# Question #f307f

Jan 17, 2018

$n = 3 , l = 2 , {m}_{l} = 1 , {m}_{s} = - \frac{1}{2}$

#### Explanation: The first quantum number set given to you is not correct because the spin quantum number, ${m}_{s}$, can only take two possible values.

${m}_{s} = \left\{+ \frac{1}{2} , - \frac{1}{2}\right\}$

So the quantum number set that has

${m}_{s} = + 1$

cannot be used to describe the location and the spin of an electron inside an atom.

The second quantum number set is also incorrect because the angular momentum quantum number, $l$, cannot take the same value as the principal quantum number, $n$.
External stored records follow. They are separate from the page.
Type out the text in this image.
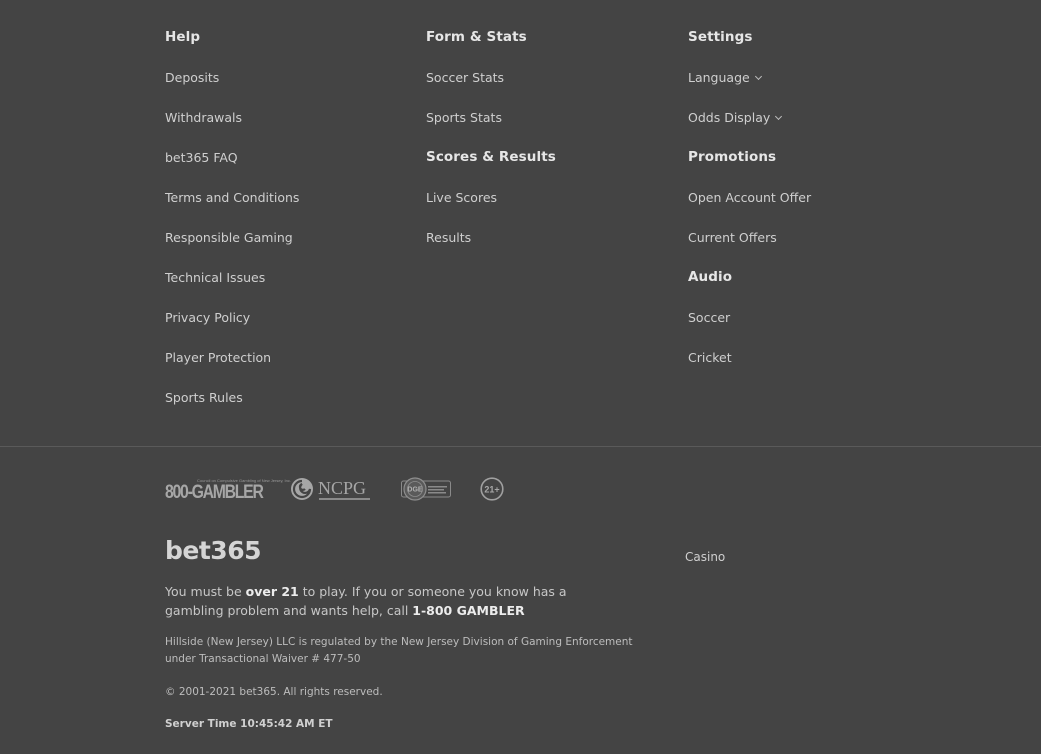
Help
Deposits
Withdrawals
bet365 FAQ
Terms and Conditions
Responsible Gaming
Technical Issues
Privacy Policy
Player Protection
Sports Rules
Form & Stats
Soccer Stats
Sports Stats
Scores & Results
Live Scores
Results
Settings
Language
Odds Display
Promotions
Open Account Offer
Current Offers
Audio
Soccer
Cricket
Council on Compulsive Gambling of New Jersey, Inc.
800-GAMBLER	NCPG	DGE	21+
bet365	Casino
You must be over 21 to play. If you or someone you know has a gambling problem and wants help, call 1-800 GAMBLER
Hillside (New Jersey) LLC is regulated by the New Jersey Division of Gaming Enforcement under Transactional Waiver # 477-50
© 2001-2021 bet365. All rights reserved.
Server Time 10:45:42 AM ET
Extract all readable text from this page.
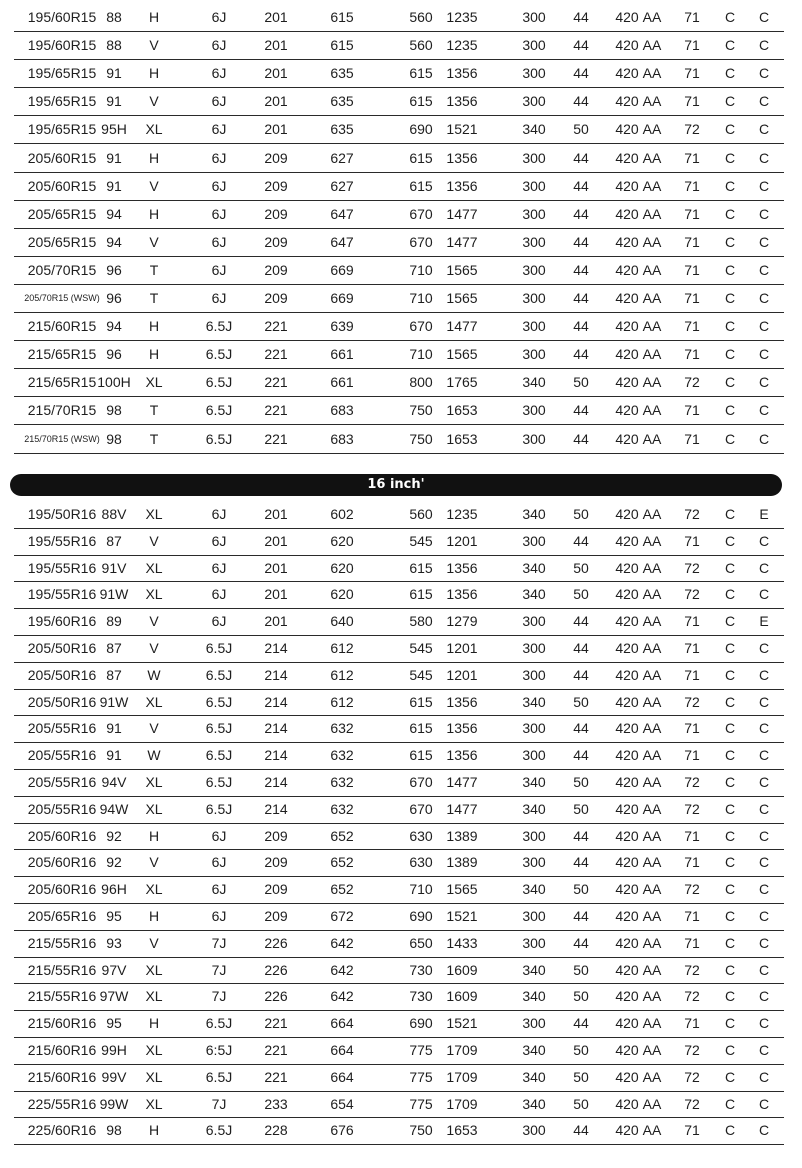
195/60R15 88 H	6J	201	615	560 1235	300 44 420 AA 71 C C
195/60R15 88 V	6J	201	615	560 1235	300 44 420 AA 71 C C
195/65R15 91 H	6J	201	635	615 1356	300 44 420 AA 71 C C
195/65R15 91 V	6J	201	635	615 1356	300 44 420 AA 71 C C
195/65R15 95H XL	6J	201	635	690 1521	340 50 420 AA 72 C C
205/60R15 91 H	6J	209	627	615 1356	300 44 420 AA 71 C C
205/60R15 91 V	6J	209	627	615 1356	300 44 420 AA 71 C C
205/65R15 94 H	6J	209	647	670 1477	300 44 420 AA 71 C C
205/65R15 94 V	6J	209	647	670 1477	300 44 420 AA 71 C C
205/70R15 96 T	6J	209	669	710 1565	300 44 420 AA 71 C C
205/70R15 (WSW) 96 T	6J	209	669	710 1565	300 44 420 AA 71 C C
215/60R15 94 H	6.5J 221	639	670 1477	300 44 420 AA 71 C C
215/65R15 96 H	6.5J 221	661	710 1565	300 44 420 AA 71 C C
215/65R15 100H XL	6.5J 221	661	800 1765	340 50 420 AA 72 C C
215/70R15 98 T	6.5J 221	683	750 1653	300 44 420 AA 71 C C
215/70R15 (WSW) 98 T	6.5J 221	683	750 1653	300 44 420 AA 71 C C
16 inch'
195/50R16 88V XL	6J	201	602	560 1235	340 50 420 AA 72 C E
195/55R16 87 V	6J	201	620	545 1201	300 44 420 AA 71 C C
195/55R16 91V XL	6J	201	620	615 1356	340 50 420 AA 72 C C
195/55R16 91W XL	6J	201	620	615 1356	340 50 420 AA 72 C C
195/60R16 89 V	6J	201	640	580 1279	300 44 420 AA 71 C E
205/50R16 87 V	6.5J 214	612	545 1201	300 44 420 AA 71 C C
205/50R16 87 W	6.5J 214	612	545 1201	300 44 420 AA 71 C C
205/50R16 91W XL	6.5J 214	612	615 1356	340 50 420 AA 72 C C
205/55R16 91 V	6.5J 214	632	615 1356	300 44 420 AA 71 C C
205/55R16 91 W	6.5J 214	632	615 1356	300 44 420 AA 71 C C
205/55R16 94V XL	6.5J 214	632	670 1477	340 50 420 AA 72 C C
205/55R16 94W XL	6.5J 214	632	670 1477	340 50 420 AA 72 C C
205/60R16 92 H	6J	209	652	630 1389	300 44 420 AA 71 C C
205/60R16 92 V	6J	209	652	630 1389	300 44 420 AA 71 C C
205/60R16 96H XL	6J	209	652	710 1565	340 50 420 AA 72 C C
205/65R16 95 H	6J	209	672	690 1521	300 44 420 AA 71 C C
215/55R16 93 V	7J	226	642	650 1433	300 44 420 AA 71 C C
215/55R16 97V XL	7J	226	642	730 1609	340 50 420 AA 72 C C
215/55R16 97W XL	7J	226	642	730 1609	340 50 420 AA 72 C C
215/60R16 95 H	6.5J 221	664	690 1521	300 44 420 AA 71 C C
215/60R16 99H XL	6:5J 221	664	775 1709	340 50 420 AA 72 C C
215/60R16 99V XL	6.5J 221	664	775 1709	340 50 420 AA 72 C C
225/55R16 99W XL	7J	233	654	775 1709	340 50 420 AA 72 C C
225/60R16 98 H	6.5J 228	676	750 1653	300 44 420 AA 71 C C
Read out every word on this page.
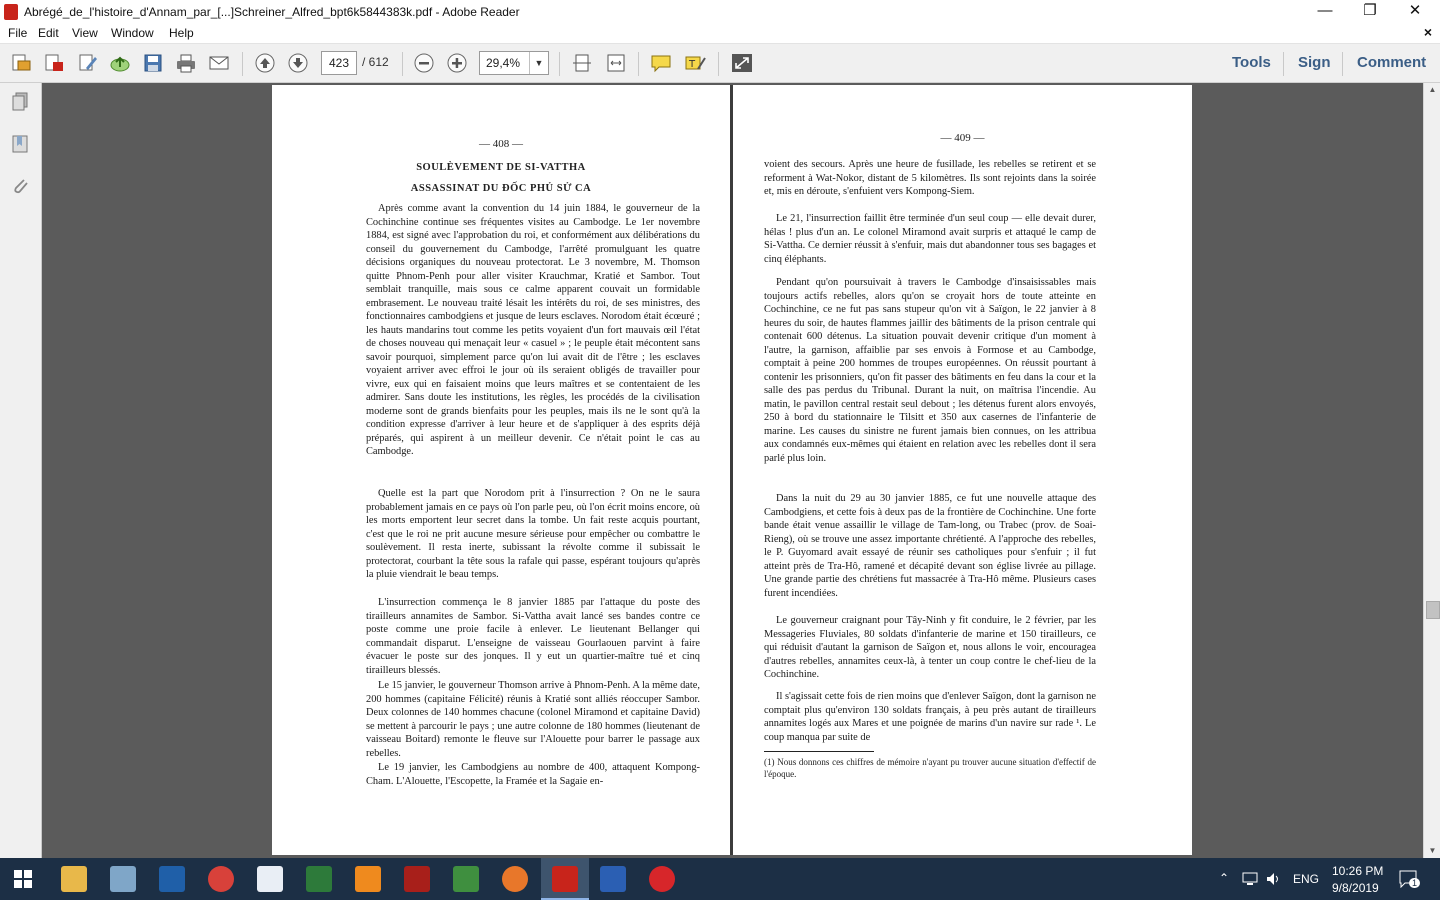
Abrégé_de_l'histoire_d'Annam_par_[...]Schreiner_Alfred_bpt6k5844383k.pdf - Adobe Reader	—	❐	✕
File Edit View Window Help	×
423	/ 612	29,4%	▼	T	Tools Sign Comment
— 408 —
SOULÈVEMENT DE SI-VATTHA
ASSASSINAT DU ĐỐC PHỦ SỬ CA

Après comme avant la convention du 14 juin 1884, le gouverneur de la Cochinchine continue ses fréquentes visites au Cambodge. Le 1er novembre 1884, est signé avec l'approbation du roi, et conformément aux délibérations du conseil du gouvernement du Cambodge, l'arrêté promulguant les quatre décisions organiques du nouveau protectorat. Le 3 novembre, M. Thomson quitte Phnom-Penh pour aller visiter Krauchmar, Kratié et Sambor. Tout semblait tranquille, mais sous ce calme apparent couvait un formidable embrasement. Le nouveau traité lésait les intérêts du roi, de ses ministres, des fonctionnaires cambodgiens et jusque de leurs esclaves. Norodom était écœuré ; les hauts mandarins tout comme les petits voyaient d'un fort mauvais œil l'état de choses nouveau qui menaçait leur « casuel » ; le peuple était mécontent sans savoir pourquoi, simplement parce qu'on lui avait dit de l'être ; les esclaves voyaient arriver avec effroi le jour où ils seraient obligés de travailler pour vivre, eux qui en faisaient moins que leurs maîtres et se contentaient de les admirer. Sans doute les institutions, les règles, les procédés de la civilisation moderne sont de grands bienfaits pour les peuples, mais ils ne le sont qu'à la condition expresse d'arriver à leur heure et de s'appliquer à des esprits déjà préparés, qui aspirent à un meilleur devenir. Ce n'était point le cas au Cambodge.

Quelle est la part que Norodom prit à l'insurrection ? On ne le saura probablement jamais en ce pays où l'on parle peu, où l'on écrit moins encore, où les morts emportent leur secret dans la tombe. Un fait reste acquis pourtant, c'est que le roi ne prit aucune mesure sérieuse pour empêcher ou combattre le soulèvement. Il resta inerte, subissant la révolte comme il subissait le protectorat, courbant la tête sous la rafale qui passe, espérant toujours qu'après la pluie viendrait le beau temps.

L'insurrection commença le 8 janvier 1885 par l'attaque du poste des tirailleurs annamites de Sambor. Si-Vattha avait lancé ses bandes contre ce poste comme une proie facile à enlever. Le lieutenant Bellanger qui commandait disparut. L'enseigne de vaisseau Gourlaouen parvint à faire évacuer le poste sur des jonques. Il y eut un quartier-maître tué et cinq tirailleurs blessés.

Le 15 janvier, le gouverneur Thomson arrive à Phnom-Penh. A la même date, 200 hommes (capitaine Félicité) réunis à Kratié sont alliés réoccuper Sambor. Deux colonnes de 140 hommes chacune (colonel Miramond et capitaine David) se mettent à parcourir le pays ; une autre colonne de 180 hommes (lieutenant de vaisseau Boitard) remonte le fleuve sur l'Alouette pour barrer le passage aux rebelles.

Le 19 janvier, les Cambodgiens au nombre de 400, attaquent Kompong-Cham. L'Alouette, l'Escopette, la Framée et la Sagaie en-

— 409 —

voient des secours. Après une heure de fusillade, les rebelles se retirent et se reforment à Wat-Nokor, distant de 5 kilomètres. Ils sont rejoints dans la soirée et, mis en déroute, s'enfuient vers Kompong-Siem.

Le 21, l'insurrection faillit être terminée d'un seul coup — elle devait durer, hélas ! plus d'un an. Le colonel Miramond avait surpris et attaqué le camp de Si-Vattha. Ce dernier réussit à s'enfuir, mais dut abandonner tous ses bagages et cinq éléphants.

Pendant qu'on poursuivait à travers le Cambodge d'insaisissables mais toujours actifs rebelles, alors qu'on se croyait hors de toute atteinte en Cochinchine, ce ne fut pas sans stupeur qu'on vit à Saïgon, le 22 janvier à 8 heures du soir, de hautes flammes jaillir des bâtiments de la prison centrale qui contenait 600 détenus. La situation pouvait devenir critique d'un moment à l'autre, la garnison, affaiblie par ses envois à Formose et au Cambodge, comptait à peine 200 hommes de troupes européennes. On réussit pourtant à contenir les prisonniers, qu'on fit passer des bâtiments en feu dans la cour et la salle des pas perdus du Tribunal. Durant la nuit, on maîtrisa l'incendie. Au matin, le pavillon central restait seul debout ; les détenus furent alors envoyés, 250 à bord du stationnaire le Tilsitt et 350 aux casernes de l'infanterie de marine. Les causes du sinistre ne furent jamais bien connues, on les attribua aux condamnés eux-mêmes qui étaient en relation avec les rebelles dont il sera parlé plus loin.

Dans la nuit du 29 au 30 janvier 1885, ce fut une nouvelle attaque des Cambodgiens, et cette fois à deux pas de la frontière de Cochinchine. Une forte bande était venue assaillir le village de Tam-long, ou Trabec (prov. de Soai-Rieng), où se trouve une assez importante chrétienté. A l'approche des rebelles, le P. Guyomard avait essayé de réunir ses catholiques pour s'enfuir ; il fut atteint près de Tra-Hô, ramené et décapité devant son église livrée au pillage. Une grande partie des chrétiens fut massacrée à Tra-Hô même. Plusieurs cases furent incendiées.

Le gouverneur craignant pour Tây-Ninh y fit conduire, le 2 février, par les Messageries Fluviales, 80 soldats d'infanterie de marine et 150 tirailleurs, ce qui réduisit d'autant la garnison de Saïgon et, nous allons le voir, encouragea d'autres rebelles, annamites ceux-là, à tenter un coup contre le chef-lieu de la Cochinchine.

Il s'agissait cette fois de rien moins que d'enlever Saïgon, dont la garnison ne comptait plus qu'environ 130 soldats français, à peu près autant de tirailleurs annamites logés aux Mares et une poignée de marins d'un navire sur rade ¹. Le coup manqua par suite de

(1) Nous donnons ces chiffres de mémoire n'ayant pu trouver aucune situation d'effectif de l'époque.

▲
▼
⌃	ENG
10:26 PM
9/8/2019	1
Similarly, the third quantum number set is incorrect because the angular momentum quantum number cannot take a negative value.

More specifically, the angular momentum quantum number can take

$l = \left\{0 , 1 , \ldots , n - 1\right\}$

So the quantum number set that has

$n = 1 , l = 1$

is not valid because the value of the angular momentum quantum number is not possible given the value of the principal quantum number.

The set that has

$l = - 3$

is not valid because of the negative value assigned to the angular momentum quantum number.

The fourth quantum number set is correct because all the four quantum numbers take accepted values.

$n = 3 , l = 2 , {m}_{l} = 1 , {m}_{s} = - \frac{1}{2}$

This set describes an electron located in the third energy shell, in the $3 d$ subshell, let's say in the $3 {d}_{x y}$ orbital, that has spin-down.

The value of the magnetic quantum number, ${m}_{l}$, is valid here because this quantum number can take the possible values

${m}_{l} = \left\{- l , - \left(l - 1\right) , \ldots , - 1 , 0 , 1 , \ldots , \left(l - 1\right) , l\right\}$

So for

$l = 2$

you can have

${m}_{l} = 1$

as a valid value for the magnetic quantum number.